Usage: add new models with ModelBox.add_model, access existing models as if you were using a dictionary.

Model (ProGED.model.py)

A Model instance describes a collection of candidate equations that simplify to the same canonical expression. To be used as an item, belonging to ModelBox.

Usage: Create a Model by giving the constructor at least the expression string, the probability of generation and the code, used to reconstruct the expression from its generator. Use add_tree to record new parse trees that derive the same expression. Use set_estimated to record the results of parameter estimation. Use get_error to retrieve the error of the model. Use evaluate to use the model for evaluation. Use get_full_expr to obtain a string of the expression, with parameter values substituted.

Grammar (ProGED.generators.grammar.py)

The only currently supported generator type are probabilistic context-free grammars. The GeneratorGrammar class equips a NLTK.PCFG with additional methods.
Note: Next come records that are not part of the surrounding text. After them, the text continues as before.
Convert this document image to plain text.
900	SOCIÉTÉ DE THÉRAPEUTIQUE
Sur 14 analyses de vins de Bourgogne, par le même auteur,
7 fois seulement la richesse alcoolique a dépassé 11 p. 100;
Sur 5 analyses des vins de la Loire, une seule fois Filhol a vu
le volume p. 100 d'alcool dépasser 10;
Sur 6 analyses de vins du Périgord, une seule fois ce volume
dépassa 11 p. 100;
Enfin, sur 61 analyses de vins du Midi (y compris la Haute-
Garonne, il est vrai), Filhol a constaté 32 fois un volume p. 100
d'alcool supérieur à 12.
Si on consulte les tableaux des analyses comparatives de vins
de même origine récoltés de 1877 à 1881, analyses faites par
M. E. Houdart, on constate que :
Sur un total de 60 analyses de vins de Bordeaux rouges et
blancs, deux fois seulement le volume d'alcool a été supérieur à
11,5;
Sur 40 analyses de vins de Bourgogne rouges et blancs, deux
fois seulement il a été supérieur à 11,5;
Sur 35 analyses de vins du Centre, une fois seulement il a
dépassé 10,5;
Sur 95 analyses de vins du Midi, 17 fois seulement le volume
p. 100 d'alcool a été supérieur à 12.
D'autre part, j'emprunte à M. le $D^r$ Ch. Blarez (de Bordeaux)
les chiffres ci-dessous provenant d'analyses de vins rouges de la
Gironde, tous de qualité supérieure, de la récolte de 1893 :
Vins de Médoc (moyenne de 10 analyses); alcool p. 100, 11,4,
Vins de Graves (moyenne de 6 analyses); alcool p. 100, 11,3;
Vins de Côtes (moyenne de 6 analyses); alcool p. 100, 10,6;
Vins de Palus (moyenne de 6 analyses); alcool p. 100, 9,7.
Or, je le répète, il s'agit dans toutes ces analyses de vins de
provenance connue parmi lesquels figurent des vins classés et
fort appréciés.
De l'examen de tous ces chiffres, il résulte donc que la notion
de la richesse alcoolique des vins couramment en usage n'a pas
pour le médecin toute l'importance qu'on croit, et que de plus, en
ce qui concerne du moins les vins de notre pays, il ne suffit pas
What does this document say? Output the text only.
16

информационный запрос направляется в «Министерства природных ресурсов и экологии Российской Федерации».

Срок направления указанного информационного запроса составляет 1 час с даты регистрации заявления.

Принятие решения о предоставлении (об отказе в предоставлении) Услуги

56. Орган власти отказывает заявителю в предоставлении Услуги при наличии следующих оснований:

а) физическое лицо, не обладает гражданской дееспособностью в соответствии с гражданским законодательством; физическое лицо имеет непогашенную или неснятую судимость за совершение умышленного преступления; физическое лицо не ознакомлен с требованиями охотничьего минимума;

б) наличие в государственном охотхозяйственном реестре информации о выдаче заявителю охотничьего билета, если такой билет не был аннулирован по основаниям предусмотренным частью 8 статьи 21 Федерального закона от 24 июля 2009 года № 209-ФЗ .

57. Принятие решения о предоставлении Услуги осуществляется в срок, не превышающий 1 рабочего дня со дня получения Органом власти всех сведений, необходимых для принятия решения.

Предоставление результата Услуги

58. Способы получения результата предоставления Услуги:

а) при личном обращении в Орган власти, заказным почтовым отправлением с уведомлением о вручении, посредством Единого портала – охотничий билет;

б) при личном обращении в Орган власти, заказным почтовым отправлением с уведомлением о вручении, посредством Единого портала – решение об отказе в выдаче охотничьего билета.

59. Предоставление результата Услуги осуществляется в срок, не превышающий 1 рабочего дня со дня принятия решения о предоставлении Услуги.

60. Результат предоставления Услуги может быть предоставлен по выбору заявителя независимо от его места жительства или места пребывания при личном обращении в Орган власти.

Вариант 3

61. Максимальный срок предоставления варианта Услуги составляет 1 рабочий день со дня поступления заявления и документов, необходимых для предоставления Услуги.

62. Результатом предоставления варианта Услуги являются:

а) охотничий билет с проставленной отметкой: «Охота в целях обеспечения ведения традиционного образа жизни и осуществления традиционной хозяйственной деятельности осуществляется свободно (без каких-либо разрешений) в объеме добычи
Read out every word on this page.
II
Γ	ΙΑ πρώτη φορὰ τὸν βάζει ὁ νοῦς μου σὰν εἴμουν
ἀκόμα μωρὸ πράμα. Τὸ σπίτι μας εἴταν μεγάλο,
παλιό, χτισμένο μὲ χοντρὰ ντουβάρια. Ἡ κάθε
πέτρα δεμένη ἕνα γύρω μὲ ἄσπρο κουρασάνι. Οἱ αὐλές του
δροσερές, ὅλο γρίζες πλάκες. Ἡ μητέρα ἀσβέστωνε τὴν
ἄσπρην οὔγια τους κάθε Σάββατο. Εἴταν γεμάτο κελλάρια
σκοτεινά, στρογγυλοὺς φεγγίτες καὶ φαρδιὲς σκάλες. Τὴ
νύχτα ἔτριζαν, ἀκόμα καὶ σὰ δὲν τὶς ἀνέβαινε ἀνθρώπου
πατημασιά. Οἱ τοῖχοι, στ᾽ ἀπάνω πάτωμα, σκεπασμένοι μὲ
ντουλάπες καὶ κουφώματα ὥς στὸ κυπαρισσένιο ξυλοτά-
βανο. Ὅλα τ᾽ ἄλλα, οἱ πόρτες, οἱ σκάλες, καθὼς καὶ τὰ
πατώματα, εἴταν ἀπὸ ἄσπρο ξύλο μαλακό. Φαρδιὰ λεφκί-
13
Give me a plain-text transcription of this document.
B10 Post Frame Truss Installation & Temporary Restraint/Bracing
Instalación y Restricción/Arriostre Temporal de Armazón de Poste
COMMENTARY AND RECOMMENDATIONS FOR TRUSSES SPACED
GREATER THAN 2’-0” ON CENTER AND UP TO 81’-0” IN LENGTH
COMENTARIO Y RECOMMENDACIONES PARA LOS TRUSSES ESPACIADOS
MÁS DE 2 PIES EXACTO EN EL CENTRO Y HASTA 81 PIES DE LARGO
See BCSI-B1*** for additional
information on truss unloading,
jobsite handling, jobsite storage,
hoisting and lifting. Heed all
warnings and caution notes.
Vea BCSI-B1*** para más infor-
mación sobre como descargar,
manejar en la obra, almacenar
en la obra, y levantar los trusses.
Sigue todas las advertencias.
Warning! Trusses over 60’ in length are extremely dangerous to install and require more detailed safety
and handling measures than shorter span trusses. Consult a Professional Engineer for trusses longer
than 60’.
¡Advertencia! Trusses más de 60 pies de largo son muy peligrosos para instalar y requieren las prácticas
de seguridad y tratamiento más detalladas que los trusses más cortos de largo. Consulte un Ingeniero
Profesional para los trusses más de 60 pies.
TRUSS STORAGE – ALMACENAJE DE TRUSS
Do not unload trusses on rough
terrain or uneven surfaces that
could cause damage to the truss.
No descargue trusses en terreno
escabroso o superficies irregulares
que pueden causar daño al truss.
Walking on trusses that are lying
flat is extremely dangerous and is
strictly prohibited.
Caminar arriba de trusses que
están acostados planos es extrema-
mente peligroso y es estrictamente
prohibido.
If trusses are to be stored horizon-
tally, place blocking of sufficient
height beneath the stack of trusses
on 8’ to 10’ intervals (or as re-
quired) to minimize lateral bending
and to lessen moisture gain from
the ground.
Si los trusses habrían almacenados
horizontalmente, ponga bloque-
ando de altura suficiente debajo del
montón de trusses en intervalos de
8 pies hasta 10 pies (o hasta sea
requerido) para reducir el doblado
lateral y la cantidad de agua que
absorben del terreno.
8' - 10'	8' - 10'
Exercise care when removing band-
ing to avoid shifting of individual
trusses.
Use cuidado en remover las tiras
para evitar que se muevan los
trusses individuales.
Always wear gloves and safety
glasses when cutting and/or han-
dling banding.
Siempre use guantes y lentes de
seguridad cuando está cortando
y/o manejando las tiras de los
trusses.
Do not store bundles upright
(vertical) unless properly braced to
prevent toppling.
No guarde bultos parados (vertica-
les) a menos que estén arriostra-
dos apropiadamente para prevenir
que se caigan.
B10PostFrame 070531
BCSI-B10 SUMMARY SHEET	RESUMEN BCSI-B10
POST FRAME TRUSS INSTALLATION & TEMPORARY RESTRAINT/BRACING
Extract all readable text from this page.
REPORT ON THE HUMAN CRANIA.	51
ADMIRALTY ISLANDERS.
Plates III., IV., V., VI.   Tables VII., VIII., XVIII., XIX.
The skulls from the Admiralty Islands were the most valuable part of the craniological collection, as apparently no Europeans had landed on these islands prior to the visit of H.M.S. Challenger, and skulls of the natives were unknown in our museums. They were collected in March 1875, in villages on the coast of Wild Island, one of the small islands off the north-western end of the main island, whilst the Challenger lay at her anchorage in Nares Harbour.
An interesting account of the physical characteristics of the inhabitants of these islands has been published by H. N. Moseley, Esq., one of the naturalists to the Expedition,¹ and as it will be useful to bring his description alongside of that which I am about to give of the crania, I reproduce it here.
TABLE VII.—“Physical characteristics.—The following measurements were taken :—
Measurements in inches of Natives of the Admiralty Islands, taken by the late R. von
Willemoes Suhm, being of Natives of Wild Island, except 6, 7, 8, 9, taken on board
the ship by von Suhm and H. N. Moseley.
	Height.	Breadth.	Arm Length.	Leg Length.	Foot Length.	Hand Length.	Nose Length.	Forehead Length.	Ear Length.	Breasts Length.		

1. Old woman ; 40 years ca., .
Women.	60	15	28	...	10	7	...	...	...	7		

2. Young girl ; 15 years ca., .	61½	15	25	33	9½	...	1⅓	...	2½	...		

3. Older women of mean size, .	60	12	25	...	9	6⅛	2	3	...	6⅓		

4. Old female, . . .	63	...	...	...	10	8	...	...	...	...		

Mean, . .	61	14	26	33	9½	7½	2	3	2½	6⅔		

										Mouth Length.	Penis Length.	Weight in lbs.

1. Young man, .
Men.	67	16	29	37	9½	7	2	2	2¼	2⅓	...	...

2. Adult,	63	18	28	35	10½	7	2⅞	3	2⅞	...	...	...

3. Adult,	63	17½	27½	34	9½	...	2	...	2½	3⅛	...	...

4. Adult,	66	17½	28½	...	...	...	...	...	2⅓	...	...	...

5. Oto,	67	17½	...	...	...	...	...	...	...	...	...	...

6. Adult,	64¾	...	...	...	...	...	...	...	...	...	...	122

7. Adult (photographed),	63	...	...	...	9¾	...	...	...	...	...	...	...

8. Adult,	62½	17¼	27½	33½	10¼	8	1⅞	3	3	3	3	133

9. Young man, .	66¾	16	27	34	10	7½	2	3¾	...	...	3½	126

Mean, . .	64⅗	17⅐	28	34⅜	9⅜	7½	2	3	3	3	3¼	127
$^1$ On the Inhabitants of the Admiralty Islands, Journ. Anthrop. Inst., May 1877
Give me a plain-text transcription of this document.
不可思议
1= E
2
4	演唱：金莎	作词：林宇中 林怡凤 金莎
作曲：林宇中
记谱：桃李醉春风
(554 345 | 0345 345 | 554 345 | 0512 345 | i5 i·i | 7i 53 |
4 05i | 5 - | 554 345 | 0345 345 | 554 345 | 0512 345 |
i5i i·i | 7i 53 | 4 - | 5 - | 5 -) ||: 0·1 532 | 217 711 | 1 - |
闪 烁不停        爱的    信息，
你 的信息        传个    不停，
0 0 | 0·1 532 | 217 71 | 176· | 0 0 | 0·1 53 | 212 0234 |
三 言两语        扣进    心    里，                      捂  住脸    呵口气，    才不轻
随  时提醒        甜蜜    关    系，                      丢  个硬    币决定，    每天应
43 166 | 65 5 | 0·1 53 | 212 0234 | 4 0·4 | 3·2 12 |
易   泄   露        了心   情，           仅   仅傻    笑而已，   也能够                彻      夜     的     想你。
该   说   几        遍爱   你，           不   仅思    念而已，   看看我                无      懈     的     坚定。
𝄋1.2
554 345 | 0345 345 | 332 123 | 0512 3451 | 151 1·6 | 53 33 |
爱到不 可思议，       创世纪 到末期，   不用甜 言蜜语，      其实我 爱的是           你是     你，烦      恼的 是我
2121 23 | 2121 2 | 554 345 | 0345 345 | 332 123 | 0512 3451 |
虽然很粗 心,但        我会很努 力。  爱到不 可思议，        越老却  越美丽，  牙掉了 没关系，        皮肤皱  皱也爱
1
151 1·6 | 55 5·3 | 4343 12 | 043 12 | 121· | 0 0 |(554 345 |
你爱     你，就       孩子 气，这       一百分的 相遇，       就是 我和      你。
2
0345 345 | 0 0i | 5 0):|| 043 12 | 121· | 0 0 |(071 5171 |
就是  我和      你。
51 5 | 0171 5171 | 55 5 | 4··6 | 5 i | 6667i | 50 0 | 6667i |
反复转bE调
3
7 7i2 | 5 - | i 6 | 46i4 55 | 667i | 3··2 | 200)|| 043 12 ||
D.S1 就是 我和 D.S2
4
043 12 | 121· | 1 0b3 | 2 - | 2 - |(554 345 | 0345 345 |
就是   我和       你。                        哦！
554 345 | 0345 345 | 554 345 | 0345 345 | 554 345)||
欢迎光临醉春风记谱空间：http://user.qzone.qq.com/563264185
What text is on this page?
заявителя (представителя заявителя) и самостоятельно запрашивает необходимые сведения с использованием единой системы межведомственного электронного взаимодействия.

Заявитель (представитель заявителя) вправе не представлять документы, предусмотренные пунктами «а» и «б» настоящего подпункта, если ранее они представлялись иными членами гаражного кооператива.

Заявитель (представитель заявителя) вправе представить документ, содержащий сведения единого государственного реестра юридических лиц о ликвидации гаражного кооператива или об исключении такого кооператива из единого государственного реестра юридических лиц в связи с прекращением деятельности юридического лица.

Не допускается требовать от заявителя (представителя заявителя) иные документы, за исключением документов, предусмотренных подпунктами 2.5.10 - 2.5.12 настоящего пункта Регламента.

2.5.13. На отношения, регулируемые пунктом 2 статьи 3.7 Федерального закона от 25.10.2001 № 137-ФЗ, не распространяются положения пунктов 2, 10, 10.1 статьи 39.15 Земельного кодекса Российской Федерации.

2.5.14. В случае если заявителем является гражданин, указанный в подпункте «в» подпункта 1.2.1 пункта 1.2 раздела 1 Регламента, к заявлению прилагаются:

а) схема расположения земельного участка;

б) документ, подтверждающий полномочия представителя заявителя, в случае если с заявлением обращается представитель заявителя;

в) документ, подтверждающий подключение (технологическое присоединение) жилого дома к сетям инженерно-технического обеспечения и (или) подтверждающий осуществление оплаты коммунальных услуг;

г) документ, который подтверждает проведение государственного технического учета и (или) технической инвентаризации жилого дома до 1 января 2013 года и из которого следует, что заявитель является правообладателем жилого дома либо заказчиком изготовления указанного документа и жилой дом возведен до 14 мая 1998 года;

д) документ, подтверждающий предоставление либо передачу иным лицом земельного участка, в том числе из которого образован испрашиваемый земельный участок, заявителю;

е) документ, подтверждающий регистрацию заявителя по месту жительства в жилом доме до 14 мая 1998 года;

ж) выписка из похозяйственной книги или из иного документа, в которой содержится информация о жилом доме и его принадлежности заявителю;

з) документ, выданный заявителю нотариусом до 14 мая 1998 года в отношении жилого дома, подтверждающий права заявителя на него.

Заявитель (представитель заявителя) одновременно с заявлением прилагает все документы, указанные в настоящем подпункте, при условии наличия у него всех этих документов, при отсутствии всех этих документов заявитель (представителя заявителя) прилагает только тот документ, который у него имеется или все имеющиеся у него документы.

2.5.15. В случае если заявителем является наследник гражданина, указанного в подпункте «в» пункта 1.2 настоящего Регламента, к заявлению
Usage: Create a generator grammar by passing it the PCFG in a string form. See NLTK.PCFG for details. Call generate_one to obtain a single sample expression. Use count_coverage and count_trees to perform a probabilistic analysis on the grammar.

Grammar templates (ProGED.generators.grammar_construction.py)

ProGED provides a number of functions for the automatic construction of a GeneratorGrammar. ProGED.GRAMMAR_LIBRARY provides a dictionary of the supported types of grammars.

Usage: Use grammar_from_template, passing it the template name and an appropriate generator_settings dict to construct a GeneratorGrammar of the chosen type.

Equation discoverer arguments

Argument	Description
task (ProGED.EDTask)	Instance of EDTask, containing specifications of the equation discovery problem. If not provided, created by EqDisco based on other arguments.
data (numpy.array)	Input data of shape N x M, where N is the number of samples and M is the number of variables. Not required if 'task' is provided.
target_variable_index (int)	Index of column in data that belongs to the target variable.Not required if 'task' is provided.
time_index (int)	Index of column in data that belongs to measurement of time. Required for differential equations, None otherwise. Not required if 'task' is provided.
variable_names (list of strings)	Names of input variables. If not provided, names will be auto-generated. Not required if 'task' is provided.
task_type (string)	Specifies type of equation being solved. See ProGED.task.TASK_TYPES for supported equation types. Default: algebraic. Not required if 'task' is provided.
success_threshold (float)	Relative root mean squared error (RRMSE), below which a model is considered to be correct. Default: 1e-8.
generator (ProGED.generators.BaseExpressionGenerator or string)	Instance of generator, deriving from BaseExpressionGenerator or a string matching a geenrator type from GENERATOR_LIBRARY. Default: 'grammar'.If string, the instance will be created by EqDisco based on other arguments.
generate_template_name (string)	If constructing a grammar from the library, use this to specify the template name. Not required if a generator instance is provided. Default: 'universal'.
variable_probabilities (list of floats)	Prior probability distribution over variable symbols. If not provided, a uniform distribution is assumed. Not required if a generator instance is provided.
generator_settings (dict)	Arguments to be passed to the generator constructor. See documentation of the specific generator for possible settings. Has no effect if a generator instance is provided.
strategy (string)	Name of sampling strategy from STRATEGY_LIBRARY. Default: 'monte-carlo'.
strategy_settings (dict)	Arguments to be passed to the chosen sampling strategy function. See documentation for the specific strategy for available options.For Monte-Carlo sampling, the most important option is: N (int): total number of candidate equations to generate-
sample_size (int)	Total number of candidate equations to sample when using Monte-Carlo. Irrelevant when strategy_settings is provided. Default: 10.
estimation_settings (dict)	Arguments to be passed to the system for parameter estimation. See documentation for ProGED.fit_models for details and available options. Optional.
verbosity (int)	Level of printout desired. 0: none, 1:info, 2+: debug.